Je me donne souvent l’objectif de changer mais à chaque fois, le mental revient à la charge avec son lot de défaillances. Par exemple, je me fixe l’objectif de ne pas juger les autres comme si le simple fait de l’intérioriser suffisait. Ce n’est pas si simple car pris dans le feu de l’action, je continue à juger parfois en pire.
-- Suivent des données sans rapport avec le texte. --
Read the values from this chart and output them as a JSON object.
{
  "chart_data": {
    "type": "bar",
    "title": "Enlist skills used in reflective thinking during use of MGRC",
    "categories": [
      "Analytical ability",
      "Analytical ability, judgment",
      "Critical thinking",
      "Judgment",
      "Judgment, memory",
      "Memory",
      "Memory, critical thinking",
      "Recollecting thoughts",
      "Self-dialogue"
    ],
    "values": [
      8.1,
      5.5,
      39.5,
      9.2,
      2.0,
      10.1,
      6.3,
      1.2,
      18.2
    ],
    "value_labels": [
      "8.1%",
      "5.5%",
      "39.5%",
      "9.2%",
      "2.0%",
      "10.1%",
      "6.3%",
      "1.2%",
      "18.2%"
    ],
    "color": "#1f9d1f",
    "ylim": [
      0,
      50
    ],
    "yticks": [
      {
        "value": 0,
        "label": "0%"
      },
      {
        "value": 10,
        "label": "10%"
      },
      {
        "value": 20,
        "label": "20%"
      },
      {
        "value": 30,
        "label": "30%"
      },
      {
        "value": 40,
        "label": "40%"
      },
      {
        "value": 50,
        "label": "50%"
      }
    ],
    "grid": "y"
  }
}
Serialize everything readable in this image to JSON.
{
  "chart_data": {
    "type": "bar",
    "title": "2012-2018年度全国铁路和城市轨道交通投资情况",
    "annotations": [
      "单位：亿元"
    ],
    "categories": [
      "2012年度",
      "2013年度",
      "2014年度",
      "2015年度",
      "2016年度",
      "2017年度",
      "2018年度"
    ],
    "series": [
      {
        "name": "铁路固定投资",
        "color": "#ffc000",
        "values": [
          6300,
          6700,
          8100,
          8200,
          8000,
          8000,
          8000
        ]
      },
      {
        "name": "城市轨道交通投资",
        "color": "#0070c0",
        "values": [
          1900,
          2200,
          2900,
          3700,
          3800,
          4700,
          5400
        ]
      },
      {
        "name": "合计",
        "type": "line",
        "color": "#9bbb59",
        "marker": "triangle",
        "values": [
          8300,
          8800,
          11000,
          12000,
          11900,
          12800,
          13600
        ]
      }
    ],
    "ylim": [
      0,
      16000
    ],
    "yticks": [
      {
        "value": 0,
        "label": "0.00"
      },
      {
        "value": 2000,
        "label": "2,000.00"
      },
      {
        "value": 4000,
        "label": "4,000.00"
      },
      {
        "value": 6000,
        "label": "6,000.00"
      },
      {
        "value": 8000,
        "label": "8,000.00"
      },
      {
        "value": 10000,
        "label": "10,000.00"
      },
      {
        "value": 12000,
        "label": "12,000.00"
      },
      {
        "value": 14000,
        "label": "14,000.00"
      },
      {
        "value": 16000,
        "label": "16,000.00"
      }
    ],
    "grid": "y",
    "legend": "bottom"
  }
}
Dompter son moi illusoire n’est pas chose aisée. Il renferme une multitude de scories parfois indétectables. Inconsciemment, je continue à être la même personne détestable alors même que consciemment je décide de changer mon comportement en toute honnêteté.
Je me fais pourtant violence pour rectifier certains aspects de ma personnalité que je trouve particulièrement mauvais. Mais le naturel revient au galop.
Il existe une manière de changer. Il suffit d’accueillir en soi le mauvais côté de sa personnalité et ses défaillances en société. Accueillir cela comme un ami et non comme son pire ennemi. Il s’agit d’être son meilleur ami et de ne pas se juger. Dans ce cas, nous laissons le mental s’éteindre de lui-même. Nous laissons la place à plus d’ouverture. L’accueil se fait dans le repos et le silence de la parole. J’entends par paroles les discours que nous nous faisons intérieurement.
Il ne suffit pas de vouloir pour changer. Le mental s’empare facilement de la moindre faille pour rentrer en collision avec son égo. C’est compliqué de sortir de l’identification du « Je » dans un discours intérieur.
A ne pas vouloir être, je continue à être car je m’identifie au « Je » qui joue avec les ficelles emmêlées du discours intérieur.